Okay, here's the scoop on the Met's HD Carmen, as seen at the Palookaville multiplex yesterday: it was a room largely populated by 50- to 80-year-old women, decently dressed and presentable, all kicking themselves sideways for having listened to the nuns in middle school.
Think of it: with just a little bit of enterprise, they could have been the brooding, butt-smoking beauty who gets to run off with Mr. Studola. Instead they wound up as Micaela, loyal, self-sacrificing and long-suffering whose greatest thrill comes when she is nearly gang-raped by a barracks full of horny soldiers.
Okay, so Micaela goes on to a comfortable maturity, with a 401k and tickets to the opera on Saturday afternoon, while Carmen lies dead in the rubble at the end of the third act. Forget that. A short life but a happy, not so?

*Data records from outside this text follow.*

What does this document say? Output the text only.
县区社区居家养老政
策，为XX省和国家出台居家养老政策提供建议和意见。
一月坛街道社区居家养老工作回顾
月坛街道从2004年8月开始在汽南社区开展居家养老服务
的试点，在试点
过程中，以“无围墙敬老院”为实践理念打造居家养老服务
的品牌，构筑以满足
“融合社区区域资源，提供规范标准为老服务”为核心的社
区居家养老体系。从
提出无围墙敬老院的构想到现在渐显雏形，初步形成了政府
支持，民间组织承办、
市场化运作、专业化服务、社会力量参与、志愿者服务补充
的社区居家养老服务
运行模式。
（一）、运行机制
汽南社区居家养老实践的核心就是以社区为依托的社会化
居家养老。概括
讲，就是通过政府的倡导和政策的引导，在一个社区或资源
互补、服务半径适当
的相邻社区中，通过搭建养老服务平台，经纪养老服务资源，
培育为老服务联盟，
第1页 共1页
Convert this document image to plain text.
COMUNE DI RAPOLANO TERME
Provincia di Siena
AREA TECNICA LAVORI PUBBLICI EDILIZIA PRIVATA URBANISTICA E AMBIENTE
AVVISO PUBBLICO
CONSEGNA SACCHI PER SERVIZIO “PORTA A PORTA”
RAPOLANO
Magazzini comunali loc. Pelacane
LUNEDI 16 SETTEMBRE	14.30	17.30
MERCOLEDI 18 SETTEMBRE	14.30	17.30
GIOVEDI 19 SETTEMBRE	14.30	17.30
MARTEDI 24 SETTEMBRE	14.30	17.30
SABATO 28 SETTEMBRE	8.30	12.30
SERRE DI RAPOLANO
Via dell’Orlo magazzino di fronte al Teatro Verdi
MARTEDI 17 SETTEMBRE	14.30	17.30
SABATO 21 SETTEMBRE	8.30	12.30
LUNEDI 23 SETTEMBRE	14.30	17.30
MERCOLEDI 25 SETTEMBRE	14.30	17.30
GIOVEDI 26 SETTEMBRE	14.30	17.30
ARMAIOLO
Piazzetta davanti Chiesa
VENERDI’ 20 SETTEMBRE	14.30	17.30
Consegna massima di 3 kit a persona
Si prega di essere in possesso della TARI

It was that kind of Carmen--energetic to the point of urgency, and dripping with lust. Not least, it made its good-girl point by showcasing far and away the best good-girl Micaela that I've ever seen --the Italian soprano Barbara Fritolli, hiherto unknown to me, who inhabited the role with a density and conviction that added heft to the drama as a whole. From her half-time interview, I gather that she meant it this way: she appears to think that Micaela is an underappreciated and often underplayed role, and she certainly made her point.
Of course it's still a secondary role, and if you remember much about the show, it's going to be more of Carmen (Elina Garanca) and Don Jose (Robert Alagna). Their chemistry was superb (it needs to be: I remember a Carmen a few years back at the New York City Opera where Carmen and Don Jose just didn't seem all that interested in each other). But I'd have to say it is Alagna who is the more at home in his role. No longer lost as the Other Guy in the team of Angela Gheorghiu and the Other Guy, Alagna is a talented and polished singer with just the right touch of loser about him to make his Jose plausible.
Garanca for her part has a lovely voice and a world of technique, but sadly, there is nothing of the loser about her: no fatalism, no superstition, no incapacity to frame the future, no aura of doom. Impresive a she is as a singer, you can never quite forget that underneath the Cher wig there's a strapping Balt whose shots are up to date and who spend an hour this morning on an elliptical trainer (a NordicTrac?).
Teddy Tahu Rhodes who played the role with four hours' advance notice, turned in a perfectly creditable Escamillo; the trouble is that part of the point of Escamillo is that he's really nobody--just a reflection of the adulation of others. So if he comes in and just belts a few, why then he is just doing his job.
The production by Richard Eyre is getting a lot of favorable but invidious comparisons with the Tosca that opened the Met's season last fall. I didn't mind the Tosca that much, but I must say that Eyre, together with Choreographer Christopher Wheedon, put together a production with a lot of originality while continuing to carry conviction. The dancing works; it's integrate with and develops the story. And as I guess I said, it's a production that does not stint the sex. I can't remember when I have seen quite so much langourous stroking of the female fanny. A bit too much, actually, I think, for the two ladies next to us. But we were in the third row (the theatre was crowded and we came late). And anyone you look at it, there was no way of missing the point that as between Micaela and Carmen, it is Carmen who has more fun.